Hamburger Abendblatt: Herr Badelj, eine unseriöse Frage zum Start: Wie schmeckt eigentlich Gras?

Milan Badelj: Da bin ich jetzt überfragt.

Trainer Thorsten Fink sagte, er setze nur noch auf Profis, die Gras fressen.

Badelj: (lacht) Ach so, diese Redensart haben wir auch in Kroatien. Gemeint ist natürlich, dass wir eine gewisse Mentalität in der Mannschaft brauchen, charakterfeste Spieler, die in den letzten beiden Spielen alles geben. Ich glaube immer noch an die Möglichkeit, es mit zwei Siegen in die Europa League zu schaffen. Aber mir ist auch klar, dass man dafür bis an seine Grenze gehen muss, eben Gras fressen.
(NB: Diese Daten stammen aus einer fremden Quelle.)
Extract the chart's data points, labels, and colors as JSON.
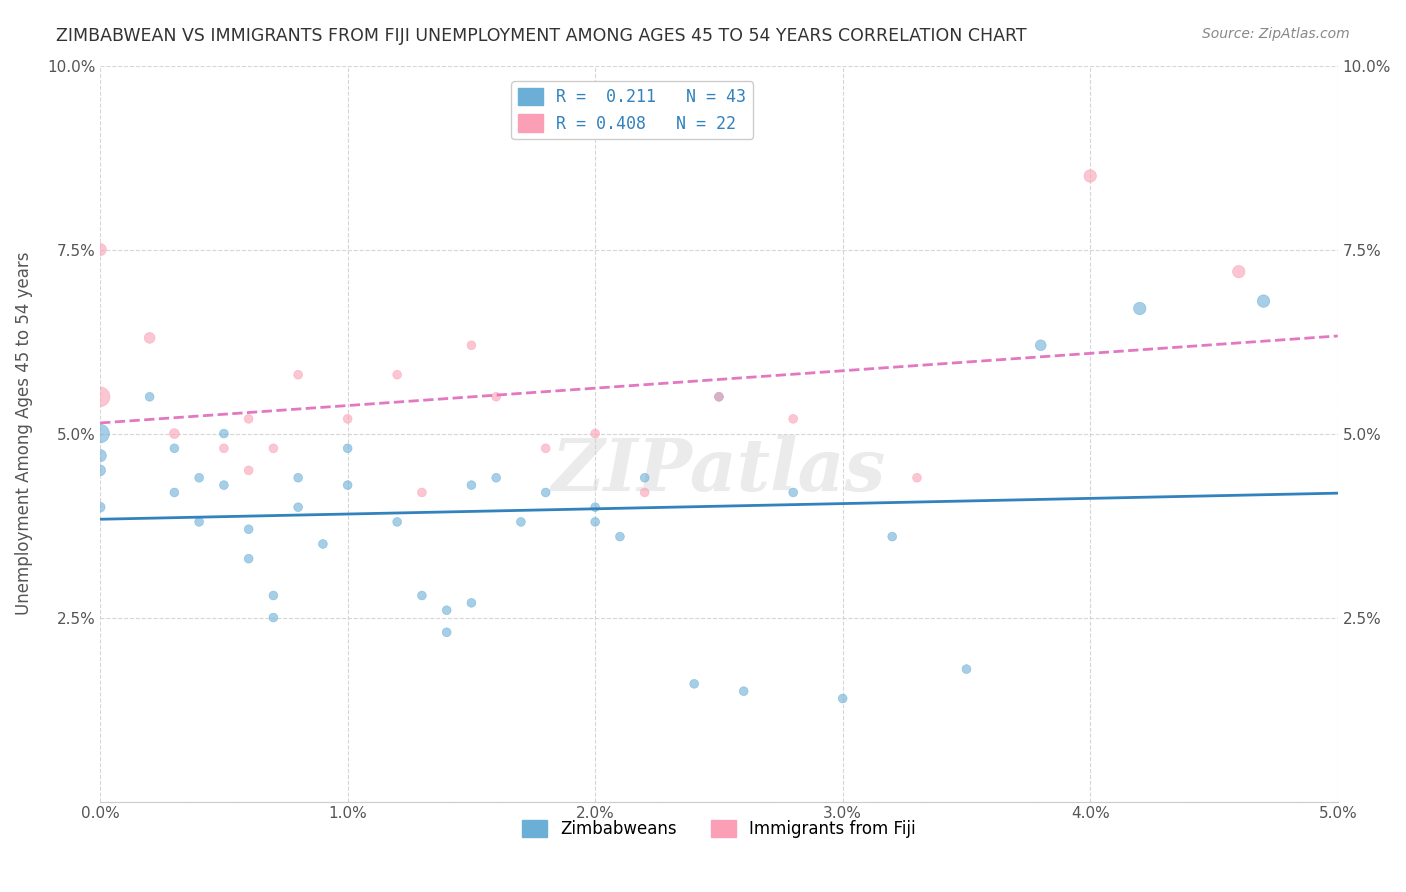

Ist diese besondere Ausgangslage vor dem Saisonfinale Zusatzmotivation?

Badelj: Irgendwie schon. In den letzten beiden Spielen können wir ganz viel gewinnen. Eine Saison wird auf zwei Spiele reduziert, und genau das macht den Fußball aus. Allerdings dürfen wir erst an Leverkusen und das letzte Spiel denken, wenn wir tatsächlich gegen Hoffenheim gewinnen. Und die Hoffenheimer werden um ihr Leben kämpfen.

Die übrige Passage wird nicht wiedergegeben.